Por Cristina Padiglione | Saiba mais
Cristina Padiglione, ou Padi, é paga para ver TV desde 1990, da Folha da Tarde ao Estadão, passando por Jornal da Tarde e Folha de S.Paulo

Silvio de Abreu fala pela 1ª vez sobre censura da Globo em temáticas gays

O dramaturgo Silvio de Abreu conversa com o jornalista Tony Goes / Reprodução Manual do Tempo / YouTube

A Globo tem amplificado como nenhum outro canal de TV no Brasil a disposição em dar voz a cores e gêneros diversos, amém. Mas nem sempre foi assim. Nos anos 1980, 1990, a censura interna sobre temáticas meramente homossexuais era fato, segundo revelações inéditas feitas pelo dramaturgo Silvio de Abreu a Tony Goes, colunista da Folha de S.Paulo, pelo canal Manual do Tempo, via YouTube, na segunda-feira (29), dia do Orgulho LGBTQIA+.

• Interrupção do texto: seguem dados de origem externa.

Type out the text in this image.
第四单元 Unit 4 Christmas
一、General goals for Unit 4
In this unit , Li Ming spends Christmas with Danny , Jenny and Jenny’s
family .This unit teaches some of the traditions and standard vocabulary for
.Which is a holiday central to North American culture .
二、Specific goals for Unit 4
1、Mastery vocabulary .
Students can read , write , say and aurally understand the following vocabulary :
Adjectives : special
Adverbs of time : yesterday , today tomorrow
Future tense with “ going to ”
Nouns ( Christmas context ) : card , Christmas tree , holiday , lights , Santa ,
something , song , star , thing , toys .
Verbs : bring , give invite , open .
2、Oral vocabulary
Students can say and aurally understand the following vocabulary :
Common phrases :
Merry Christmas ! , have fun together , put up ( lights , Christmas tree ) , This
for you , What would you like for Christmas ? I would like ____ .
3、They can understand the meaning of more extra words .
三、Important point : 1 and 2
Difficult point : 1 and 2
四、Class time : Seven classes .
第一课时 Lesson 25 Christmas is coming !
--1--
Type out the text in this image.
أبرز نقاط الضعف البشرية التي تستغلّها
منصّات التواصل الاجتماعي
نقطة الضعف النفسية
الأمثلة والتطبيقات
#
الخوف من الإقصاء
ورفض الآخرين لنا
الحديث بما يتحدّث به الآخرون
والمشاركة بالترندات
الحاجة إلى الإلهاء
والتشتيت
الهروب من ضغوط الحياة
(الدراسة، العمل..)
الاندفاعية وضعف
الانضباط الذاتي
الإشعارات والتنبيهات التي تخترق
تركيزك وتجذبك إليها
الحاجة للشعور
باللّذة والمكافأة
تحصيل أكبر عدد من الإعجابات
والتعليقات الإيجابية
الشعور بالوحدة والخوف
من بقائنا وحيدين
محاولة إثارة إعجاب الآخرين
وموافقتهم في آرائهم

Fora da Globo desde março, Abreu escreveu várias novelas e minisséries para a Globo, onde ocupou, de 2014 a março passado, a direção de teledramaturgia da emissora. Na entrevista a Goes, ele admitiu pela primeira vez que a morte do casal de lésbicas na novela “Torre de Babel” (1998/99) foi consequência de um veto imposto pela diretoria da Globo na época à temática abordada pelo par formado por Christiane Torloni e Silvia Pfeifer no enredo.

Embora muito se atribuísse a morte das personagens à rejeição do público, foi a imposição da direção da empresa que determinou o desfecho encontrado pelo dramaturgo, que conta que chegou a pedir demissão na época.

Silvia Pfeifer e Christiane Torloni em ‘Torre de Babel’ / Divulgação

Ele revelou ainda outros casos de interferência da direção da empresa em temáticas sexuais que fugissem da conceitual ‘família brasileira’.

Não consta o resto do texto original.